The damage claims resulted from the Commission Decision of 5 December 2012, where Philips and seven other participants had infringed article 101 of the TFEU and article 53 of the EEA Agreement by having participated in the CRT cartel. The addressees of the decision fixed prices, allocated market shares and restricted output. The damage proceedings were initiated on 26 November 2014.

According to Turkish law, there is a subjective limitation period of one (article 60 TCO old) or two years (article 72 TCO new), depending on whether the new or old law of the Turkish Code of Obligations is applicable. There is also an objective limitation period of 10 years under both laws. The new law is applicable as from 1 July 2012. The claimants were arguing that the subjective limitation period starts from the actual knowledge of the damage and the identity of the liable person. Concretely, this would mean the day the Commission published its decision therefore the day of the press release which was on 5 December 2012. On the other hand, the defendants were of the opinion that Vestel should have been aware of the infringements before November 2012, meaning that the old law is applicable and that by November 2014, the claim is time-barred.

The Court followed the claimant’s argumentation and also stated that the defendant failed to demonstrate Vestel’s relevant knowledge of the claim before the publication of the press release.
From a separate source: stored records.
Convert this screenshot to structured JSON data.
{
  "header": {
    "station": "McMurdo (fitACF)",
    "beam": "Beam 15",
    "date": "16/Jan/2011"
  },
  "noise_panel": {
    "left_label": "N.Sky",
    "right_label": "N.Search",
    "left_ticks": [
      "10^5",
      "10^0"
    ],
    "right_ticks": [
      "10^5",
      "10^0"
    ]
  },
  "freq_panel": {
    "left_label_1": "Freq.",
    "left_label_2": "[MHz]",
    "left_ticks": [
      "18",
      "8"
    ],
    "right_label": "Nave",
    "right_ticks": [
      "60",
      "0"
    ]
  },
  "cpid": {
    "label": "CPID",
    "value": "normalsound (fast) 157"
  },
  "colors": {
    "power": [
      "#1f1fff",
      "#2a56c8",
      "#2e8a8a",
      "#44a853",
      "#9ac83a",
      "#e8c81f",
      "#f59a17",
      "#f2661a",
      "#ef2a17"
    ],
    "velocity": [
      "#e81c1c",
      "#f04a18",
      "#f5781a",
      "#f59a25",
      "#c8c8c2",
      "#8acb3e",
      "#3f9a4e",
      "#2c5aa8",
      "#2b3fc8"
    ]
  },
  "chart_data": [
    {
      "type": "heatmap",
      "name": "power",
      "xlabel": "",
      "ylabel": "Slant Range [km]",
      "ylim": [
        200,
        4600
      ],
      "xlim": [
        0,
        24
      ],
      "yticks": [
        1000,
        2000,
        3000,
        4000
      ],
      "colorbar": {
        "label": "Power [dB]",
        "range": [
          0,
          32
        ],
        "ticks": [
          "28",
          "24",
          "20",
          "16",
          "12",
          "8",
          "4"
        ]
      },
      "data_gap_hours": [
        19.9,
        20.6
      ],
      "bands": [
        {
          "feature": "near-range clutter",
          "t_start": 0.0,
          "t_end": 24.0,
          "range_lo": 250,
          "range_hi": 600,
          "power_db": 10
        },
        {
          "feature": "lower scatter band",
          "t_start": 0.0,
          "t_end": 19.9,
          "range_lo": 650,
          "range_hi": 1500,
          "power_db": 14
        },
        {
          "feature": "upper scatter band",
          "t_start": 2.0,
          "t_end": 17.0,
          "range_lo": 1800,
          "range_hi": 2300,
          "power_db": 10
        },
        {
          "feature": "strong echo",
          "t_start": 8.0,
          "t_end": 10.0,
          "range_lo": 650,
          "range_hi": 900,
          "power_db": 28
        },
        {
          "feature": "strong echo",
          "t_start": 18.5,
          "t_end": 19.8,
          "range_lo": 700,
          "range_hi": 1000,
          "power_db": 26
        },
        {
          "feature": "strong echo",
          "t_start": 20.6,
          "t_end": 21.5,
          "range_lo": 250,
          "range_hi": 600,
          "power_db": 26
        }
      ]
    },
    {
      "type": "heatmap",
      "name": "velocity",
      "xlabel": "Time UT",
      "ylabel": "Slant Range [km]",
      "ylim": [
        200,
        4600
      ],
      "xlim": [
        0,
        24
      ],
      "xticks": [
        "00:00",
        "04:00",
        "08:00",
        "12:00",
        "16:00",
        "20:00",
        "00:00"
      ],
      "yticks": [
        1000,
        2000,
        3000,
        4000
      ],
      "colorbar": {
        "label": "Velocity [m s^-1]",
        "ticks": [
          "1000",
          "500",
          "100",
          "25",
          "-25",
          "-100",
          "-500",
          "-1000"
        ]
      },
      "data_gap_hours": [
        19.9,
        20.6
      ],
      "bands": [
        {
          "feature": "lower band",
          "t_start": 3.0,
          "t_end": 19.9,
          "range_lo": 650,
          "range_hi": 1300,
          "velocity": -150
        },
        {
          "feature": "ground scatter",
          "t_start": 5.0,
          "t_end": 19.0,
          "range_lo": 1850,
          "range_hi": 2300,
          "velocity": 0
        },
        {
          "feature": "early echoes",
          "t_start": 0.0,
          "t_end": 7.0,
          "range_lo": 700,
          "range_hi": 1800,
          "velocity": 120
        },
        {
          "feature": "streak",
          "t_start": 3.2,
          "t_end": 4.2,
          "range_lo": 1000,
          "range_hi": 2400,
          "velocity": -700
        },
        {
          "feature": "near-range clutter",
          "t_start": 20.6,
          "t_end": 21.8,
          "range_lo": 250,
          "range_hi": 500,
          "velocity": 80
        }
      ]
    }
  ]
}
Accordingly, the Court concluded that the two-year limitation period started to run on 5 December 2012 and that the new limitation period of two years was applicable.

Regarding the application of the objective limitation period, the Court also followed the claimant’s reasoning and concluded that the objective limitation period starts to run from the moment the alleged cartel ended. This limitation period had not yet expired, as the cartel infringement terminated in November 2006.

Consequently, the Court held that the damage claim is not time barred under Turkish law and is therefore admissible. It still remains to be seen how the Court is going to assess the affectedness of the cartel and the quantification and allocation of damage among others. However, this judgment confirms that non-EU companies have standing to bring damage actions for the breach of EU competition law and that Dutch courts are willing to apply and assess the respective national law, even if the respective jurisdiction lies outside the EU so that EU law principles are not directly applicable.